Младший брат его, Вепхо, ещё ребёнок, неопытный и наивный, поначалу держался в стороне. Он восхищался мужеством брата, но не знал, как встречать его после столь долгого отсутствия, стараясь вести себя, как взрослый. Но, когда Торола подошёл к нему и улыбнулся, мальчик не выдержал и, прыгнув к нему на шею, начал беспорядочно его целовать. - Братишка, ты такой сильный и храбрый, я всегда хотел быть как ты! - завопил он. Внезапно из темноты выступила, изумлённо всматриваясь, Минани, его сестра, лучащаяся гордой красотой и молодостью. Она смеющимися глазами посмотрела на Торолу и произнесла: - Вот ты вернулся, Тарика! Мы так скучали по тебе! Она нежно обняла брата и, не сказав больше ни слова, легонько погладила его щёку. Торола смотрел на своих близких, и сердце его наполнялось счастьем и гордостью. Он понял, что эти три года безвестного отсутствия не прошли даром. Ему пришлось преодолеть множество трудностей, но они сделали его сильнее. Он так и не нашёл своего отца, но обрёл себя, своё мужество. Торола до глубокой ночи рассказывал семье о своих приключениях, о том, как боролся с опасностями и неизвестностью...

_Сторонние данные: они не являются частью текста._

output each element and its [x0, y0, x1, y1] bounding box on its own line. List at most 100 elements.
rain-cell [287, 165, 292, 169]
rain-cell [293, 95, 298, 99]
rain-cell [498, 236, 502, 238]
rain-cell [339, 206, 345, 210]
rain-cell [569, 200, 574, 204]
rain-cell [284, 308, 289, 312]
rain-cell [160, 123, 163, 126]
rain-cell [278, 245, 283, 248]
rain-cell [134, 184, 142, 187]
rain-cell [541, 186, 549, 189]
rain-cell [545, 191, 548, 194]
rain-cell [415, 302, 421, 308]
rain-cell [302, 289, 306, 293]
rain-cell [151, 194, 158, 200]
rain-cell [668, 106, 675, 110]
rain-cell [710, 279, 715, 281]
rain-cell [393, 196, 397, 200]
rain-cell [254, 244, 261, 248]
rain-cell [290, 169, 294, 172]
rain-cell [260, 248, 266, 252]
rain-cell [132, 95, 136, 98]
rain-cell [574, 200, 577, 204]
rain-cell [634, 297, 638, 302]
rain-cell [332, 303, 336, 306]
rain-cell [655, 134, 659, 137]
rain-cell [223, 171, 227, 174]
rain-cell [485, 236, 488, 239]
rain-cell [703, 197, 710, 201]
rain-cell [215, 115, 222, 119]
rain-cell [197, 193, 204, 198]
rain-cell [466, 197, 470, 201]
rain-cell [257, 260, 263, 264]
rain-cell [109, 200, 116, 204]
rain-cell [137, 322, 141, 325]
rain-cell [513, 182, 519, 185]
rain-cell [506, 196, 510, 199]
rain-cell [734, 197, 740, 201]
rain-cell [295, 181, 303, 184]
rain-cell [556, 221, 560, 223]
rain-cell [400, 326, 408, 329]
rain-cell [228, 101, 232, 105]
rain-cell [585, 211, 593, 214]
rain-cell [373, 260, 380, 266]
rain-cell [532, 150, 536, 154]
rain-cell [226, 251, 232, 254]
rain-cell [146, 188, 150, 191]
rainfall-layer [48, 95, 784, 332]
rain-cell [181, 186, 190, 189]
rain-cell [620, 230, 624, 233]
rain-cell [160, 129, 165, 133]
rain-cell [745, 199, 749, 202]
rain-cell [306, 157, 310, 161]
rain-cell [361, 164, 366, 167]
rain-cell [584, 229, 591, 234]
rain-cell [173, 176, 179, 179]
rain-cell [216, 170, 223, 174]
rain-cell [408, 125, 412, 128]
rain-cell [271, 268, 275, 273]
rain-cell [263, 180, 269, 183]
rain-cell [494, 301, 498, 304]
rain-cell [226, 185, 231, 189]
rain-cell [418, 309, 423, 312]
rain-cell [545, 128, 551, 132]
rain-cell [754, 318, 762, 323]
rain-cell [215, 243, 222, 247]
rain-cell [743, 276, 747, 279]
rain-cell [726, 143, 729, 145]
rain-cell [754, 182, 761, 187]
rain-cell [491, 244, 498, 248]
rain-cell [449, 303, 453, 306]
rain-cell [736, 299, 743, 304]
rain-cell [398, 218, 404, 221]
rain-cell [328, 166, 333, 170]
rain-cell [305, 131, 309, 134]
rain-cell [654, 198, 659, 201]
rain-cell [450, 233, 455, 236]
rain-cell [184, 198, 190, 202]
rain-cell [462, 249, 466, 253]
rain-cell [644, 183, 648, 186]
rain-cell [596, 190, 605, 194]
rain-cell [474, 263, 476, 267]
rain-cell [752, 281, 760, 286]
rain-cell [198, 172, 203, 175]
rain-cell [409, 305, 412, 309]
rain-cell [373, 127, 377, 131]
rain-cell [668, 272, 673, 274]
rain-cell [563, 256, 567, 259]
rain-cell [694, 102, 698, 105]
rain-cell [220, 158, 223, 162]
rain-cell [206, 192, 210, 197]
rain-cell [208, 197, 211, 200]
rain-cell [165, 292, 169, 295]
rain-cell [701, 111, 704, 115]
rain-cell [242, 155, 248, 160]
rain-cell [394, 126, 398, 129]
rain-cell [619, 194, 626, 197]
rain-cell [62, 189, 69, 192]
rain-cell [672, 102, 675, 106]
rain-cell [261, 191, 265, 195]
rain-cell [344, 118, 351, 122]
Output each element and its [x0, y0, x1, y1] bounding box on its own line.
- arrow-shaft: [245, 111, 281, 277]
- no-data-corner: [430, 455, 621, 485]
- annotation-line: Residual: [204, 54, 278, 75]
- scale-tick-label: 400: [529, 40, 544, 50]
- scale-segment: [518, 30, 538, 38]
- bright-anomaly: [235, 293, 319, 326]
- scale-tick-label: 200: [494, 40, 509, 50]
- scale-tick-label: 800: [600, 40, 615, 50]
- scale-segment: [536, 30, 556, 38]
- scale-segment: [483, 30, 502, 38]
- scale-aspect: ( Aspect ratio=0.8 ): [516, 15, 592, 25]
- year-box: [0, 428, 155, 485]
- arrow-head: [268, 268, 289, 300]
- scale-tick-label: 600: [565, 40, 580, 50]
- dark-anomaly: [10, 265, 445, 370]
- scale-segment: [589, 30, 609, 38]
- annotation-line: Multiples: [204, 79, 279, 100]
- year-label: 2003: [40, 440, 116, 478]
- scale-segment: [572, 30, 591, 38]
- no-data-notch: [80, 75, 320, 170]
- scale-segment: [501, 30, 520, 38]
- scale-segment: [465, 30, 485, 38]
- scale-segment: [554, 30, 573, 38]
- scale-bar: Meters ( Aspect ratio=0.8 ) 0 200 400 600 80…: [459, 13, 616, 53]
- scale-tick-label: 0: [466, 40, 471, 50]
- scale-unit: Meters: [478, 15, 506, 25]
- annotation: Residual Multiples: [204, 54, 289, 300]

* * * Мебель в пховском доме была массивна, проста и лишена каких-либо изысков. Обычно она состояла из таблы - небольшого низкого дощатого стола на четырёх ножках, чиги - тяжёлых трёхногих табуретов, и скамеек. С перекладин, прибитых под потолком, свешивались бараньи тулупы, шкуры, запасная одежда. На столбе, поддерживающем крышу дома, висело оружие и несколько пар носков из толстой шерсти. В одном из углов комнаты помещалась твёрдая деревянная кровать. Последняя представляла собой просто высокую конструкцию, на которой можно было отдохнуть после тяжёлого дня, - без особого комфорта и каких-либо признаков постельного белья, она была накрыта лишь полосатым ярким ковром. Торола бросился на кровать, едва успев скинуть намокшие тяжёлые башмаки, и немедленно провалился в глубокий сон. Одеяло сновидцу, как водится, заменила его собственная бурка. * * *
Наутро отдохнувший с дороги и ещё ничего не ведавший Торола решил навестить друга – Имеду Кистаури, да заодно проведать и других своих соседей, - то есть всё родное село в тридцать два двора. В просторах Хевсуретии, где время держит в плену вековые стены, село Шатили раскрывалось как загадочная крепость-лабиринт. При первом взгляде на облик этих строений представлялось, что художественный беспорядок царит здесь безраздельно. Однако, лишь оставив спешку и остановив свой взор, начинаешь распутывать тонкие нити устройства каменного убежища. На первый взгляд рисунок села был довольно хаотичным, но, вглядевшись в него пристальнее, можно было отметить, что по периметру пролегала главная улица, пронизавшая всё укрепление, словно извилистая, скрученная артерия. От неё как корни дерева разбегались маленькие улочки, ведущие к тесным входам в дома-башни, и в этой разветвлённости присутствовала симметрия, что трогала сердце неизменной гармонией. Место это было не случайным последствием капризов природы, но тщательно продуманным сочетанием красоты и элементов обороны. Жители этой земли использовали все возможные меры для защиты себя и своих домов от врагов. Выносливые и настойчивые пховцы вложили частичку своей души в каждый слой непробиваемых стен. Все здания здесь были сконструированы из камня и любая попытка поджечь их была совершенно бессмысленной, никакой пожар не мог бы их уничтожить. Они, казалось, росли прямо из скал, тесно примыкая друг к другу и на значительной высоте сплетаясь в единое целое, словно живой организм, своей вершиной уходящий в небо, а проходы меж ними были узенькими. Эта особенность строения делала село неуязвимым для недругов, позволяя ему выстоять перед любой осадой.